I decided to start Freedman's book first. Logic behind it: I worked as a journalist for more than a dozen years before working on my current project - seven modern fantasy novels I call the Mall Demons Series.
I reached Page 7 of Freedman's book when I came across a sentence that forced me to re-read. The number seven has always been my lucky number, and it is considered a number of spiritual perfection in the Bible. I know, I digress. But I believe today of all days was the day to begin reading this book and come across this sentence because I just witnessed it in action in the classroom and was pleased.

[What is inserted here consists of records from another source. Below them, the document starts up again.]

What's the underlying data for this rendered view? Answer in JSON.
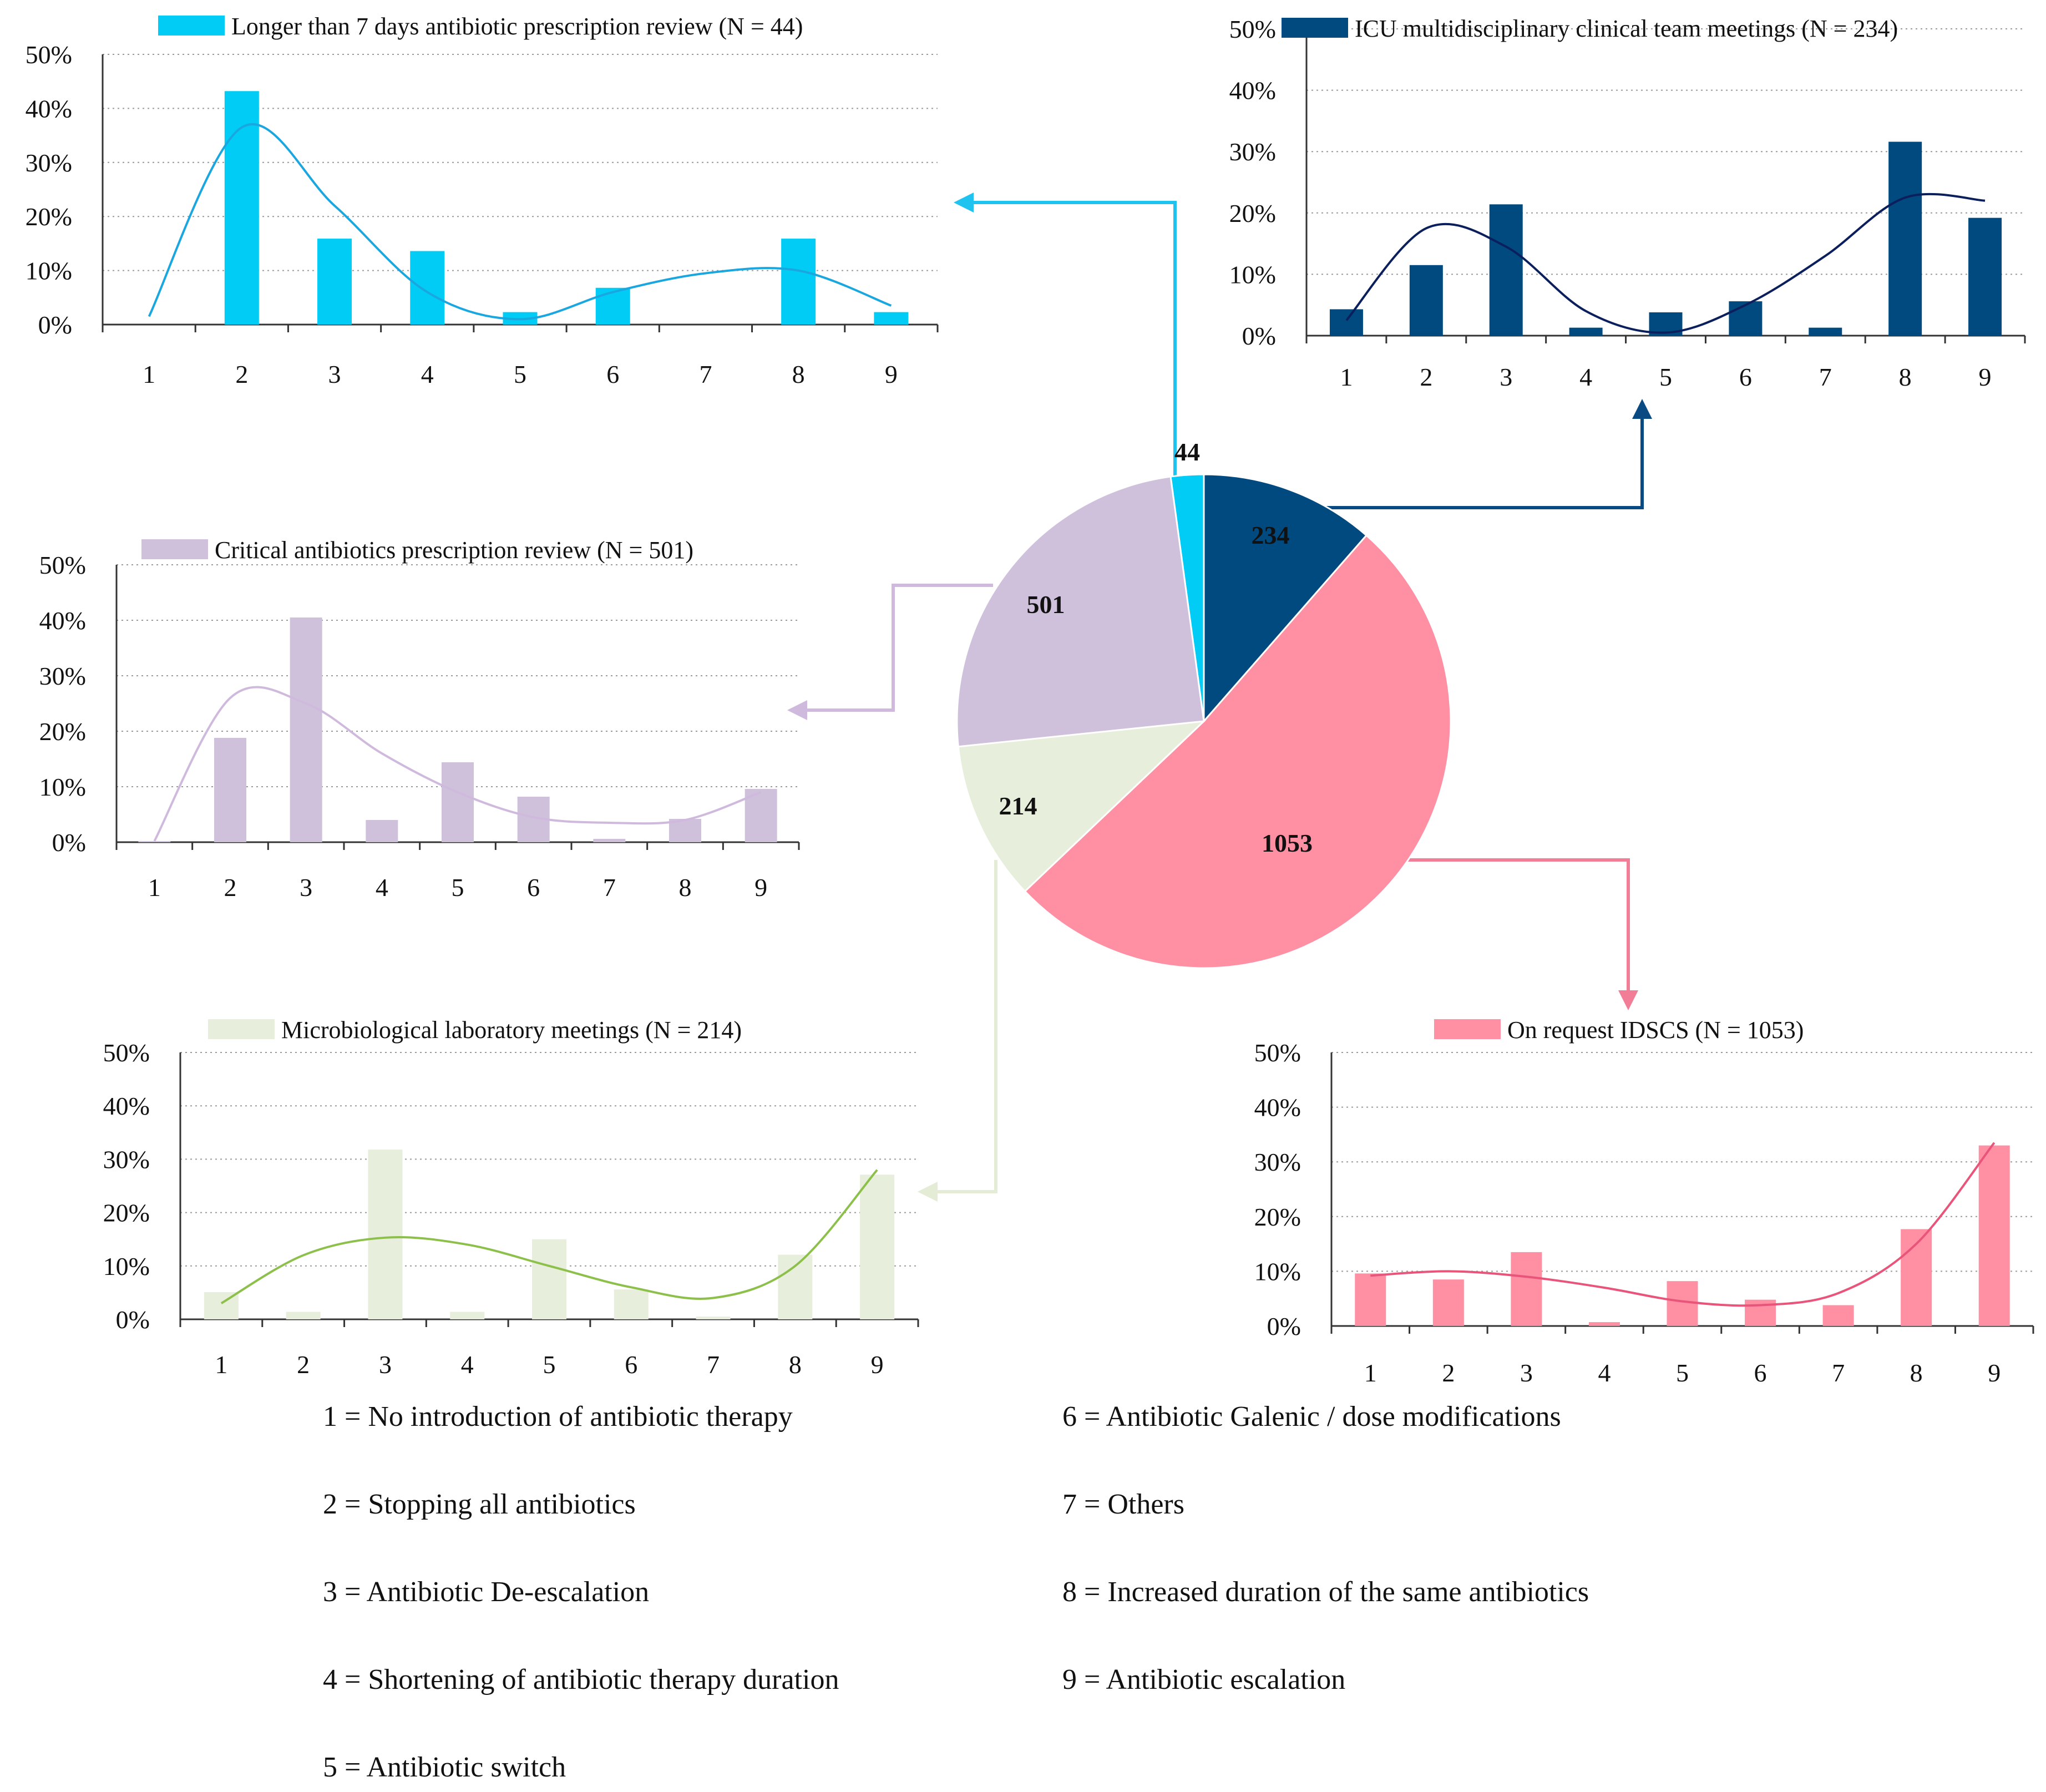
{
  "chart_data": [
    {
      "id": "top-left",
      "type": "bar",
      "title": "Longer than 7 days antibiotic prescription review (N = 44)",
      "categories": [
        "1",
        "2",
        "3",
        "4",
        "5",
        "6",
        "7",
        "8",
        "9"
      ],
      "values": [
        0,
        43.2,
        15.9,
        13.6,
        2.3,
        6.8,
        0,
        15.9,
        2.3
      ],
      "trend": [
        1.5,
        36.5,
        22,
        6,
        1,
        6,
        9.5,
        10,
        3.5
      ],
      "yticks": [
        "0%",
        "10%",
        "20%",
        "30%",
        "40%",
        "50%"
      ],
      "ylim": [
        0,
        50
      ],
      "color": "#00ccf5",
      "trend_color": "#1aa7df"
    },
    {
      "id": "top-right",
      "type": "bar",
      "title": "ICU multidisciplinary clinical team meetings (N = 234)",
      "categories": [
        "1",
        "2",
        "3",
        "4",
        "5",
        "6",
        "7",
        "8",
        "9"
      ],
      "values": [
        4.3,
        11.5,
        21.4,
        1.3,
        3.8,
        5.6,
        1.3,
        31.6,
        19.2
      ],
      "trend": [
        2.5,
        17.5,
        14.5,
        4,
        0.5,
        5,
        13,
        22.5,
        22
      ],
      "yticks": [
        "0%",
        "10%",
        "20%",
        "30%",
        "40%",
        "50%"
      ],
      "ylim": [
        0,
        50
      ],
      "color": "#004a80",
      "trend_color": "#0a1f5c"
    },
    {
      "id": "middle-left",
      "type": "bar",
      "title": "Critical antibiotics prescription review (N = 501)",
      "categories": [
        "1",
        "2",
        "3",
        "4",
        "5",
        "6",
        "7",
        "8",
        "9"
      ],
      "values": [
        0.2,
        18.8,
        40.5,
        4.0,
        14.4,
        8.2,
        0.6,
        4.2,
        9.6
      ],
      "trend": [
        0.2,
        26,
        25,
        16,
        9,
        4.5,
        3.5,
        4,
        9
      ],
      "yticks": [
        "0%",
        "10%",
        "20%",
        "30%",
        "40%",
        "50%"
      ],
      "ylim": [
        0,
        50
      ],
      "color": "#cfc1dc",
      "trend_color": "#cfb9dd"
    },
    {
      "id": "bottom-left",
      "type": "bar",
      "title": "Microbiological laboratory meetings (N = 214)",
      "categories": [
        "1",
        "2",
        "3",
        "4",
        "5",
        "6",
        "7",
        "8",
        "9"
      ],
      "values": [
        5.1,
        1.4,
        31.8,
        1.4,
        15.0,
        5.6,
        0.5,
        12.1,
        27.1
      ],
      "trend": [
        3,
        12,
        15.3,
        14,
        10,
        6,
        4,
        10,
        28
      ],
      "yticks": [
        "0%",
        "10%",
        "20%",
        "30%",
        "40%",
        "50%"
      ],
      "ylim": [
        0,
        50
      ],
      "color": "#e8eedc",
      "trend_color": "#8cc04a"
    },
    {
      "id": "bottom-right",
      "type": "bar",
      "title": "On request IDSCS (N = 1053)",
      "categories": [
        "1",
        "2",
        "3",
        "4",
        "5",
        "6",
        "7",
        "8",
        "9"
      ],
      "values": [
        9.6,
        8.5,
        13.5,
        0.7,
        8.2,
        4.8,
        3.8,
        17.7,
        33.0
      ],
      "trend": [
        9.2,
        10,
        9,
        7,
        4.5,
        3.8,
        6,
        15,
        33.5
      ],
      "yticks": [
        "0%",
        "10%",
        "20%",
        "30%",
        "40%",
        "50%"
      ],
      "ylim": [
        0,
        50
      ],
      "color": "#ff8fa3",
      "trend_color": "#e8547a"
    }
  ],
  "pie": {
    "type": "pie",
    "slices": [
      {
        "label": "44",
        "value": 44,
        "color": "#00ccf5"
      },
      {
        "label": "234",
        "value": 234,
        "color": "#004a80"
      },
      {
        "label": "1053",
        "value": 1053,
        "color": "#ff8fa3"
      },
      {
        "label": "214",
        "value": 214,
        "color": "#e8eedc"
      },
      {
        "label": "501",
        "value": 501,
        "color": "#cfc1dc"
      }
    ]
  },
  "key": [
    "1 = No introduction of antibiotic therapy",
    "2 = Stopping all antibiotics",
    "3 = Antibiotic De-escalation",
    "4 = Shortening of antibiotic therapy duration",
    "5 = Antibiotic switch",
    "6 = Antibiotic Galenic / dose modifications",
    "7 = Others",
    "8 = Increased duration of the same antibiotics",
    "9 = Antibiotic escalation"
  ]
}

The sentence lauded two qualities above another for achieving excellence. For me, considering my experience in the writing classes I've taught during the last few years, these two qualities are the ones my most successful students have possessed. What is funny is that some of my best students have confessed to me after the first day of class that they "hate writing," or "have never been any good at writing."
However, they possessed these two must-have qualities that helped them, by the end of the term, achieve writing success. The great thing about these two must-have qualities is that anybody can cultivate them. So, back to Freedman's book.
In this section of the book, Freedman shares about his experience as a first-time professor at Columbia University. In his discussion of that first class, Freedman says this: "I was affirmed in my belief that intellectual curiosity and a relentless work ethic matter infinitely more than natural ability in achieving excellence."
I did a double take. Yes! "Intellectual curiosity and a relentless work ethic." These are the two qualities my best writing students have possessed. I have had students who seemed to possess a natural ability to tell a compelling story. But many failed the course because they couldn't complete the work.
I was inspired today by one of my students who turned in a draft early. This student confessed early on in the term that "writing was not her thing." While the class took a quiz, I pulled out my orange pen and marked up the pages she gave me. I didn't spare one sentence. But I knew she would appreciate my meticulousness. All term she has examined and highlighted the writing textbook, asked question after question, and submitted draft after draft for my approval. On a few occasions she sent me e-mailed drafts hoping for an immediate response. "Before next class." All this from a student who admits she doesn't like writing.
Intellectual curiosity. Relentless work ethic.
After the quiz, I returned the draft to my student. Her eyes widened for a second at the sight of all the orange marks on her paper. Then she asked questions. "What does this mean?" "How do I fix this?" And then she said something that made me very happy. I forget her exact words, but it was something like, "It'll be great when I can get back a paper that has no orange marks on it."
That made my day.
Do you want to be a writer? Ask yourself: "Do I possess these two qualities?" Intellectual curiosity. Relentless work ethic. If not, cultivate them now.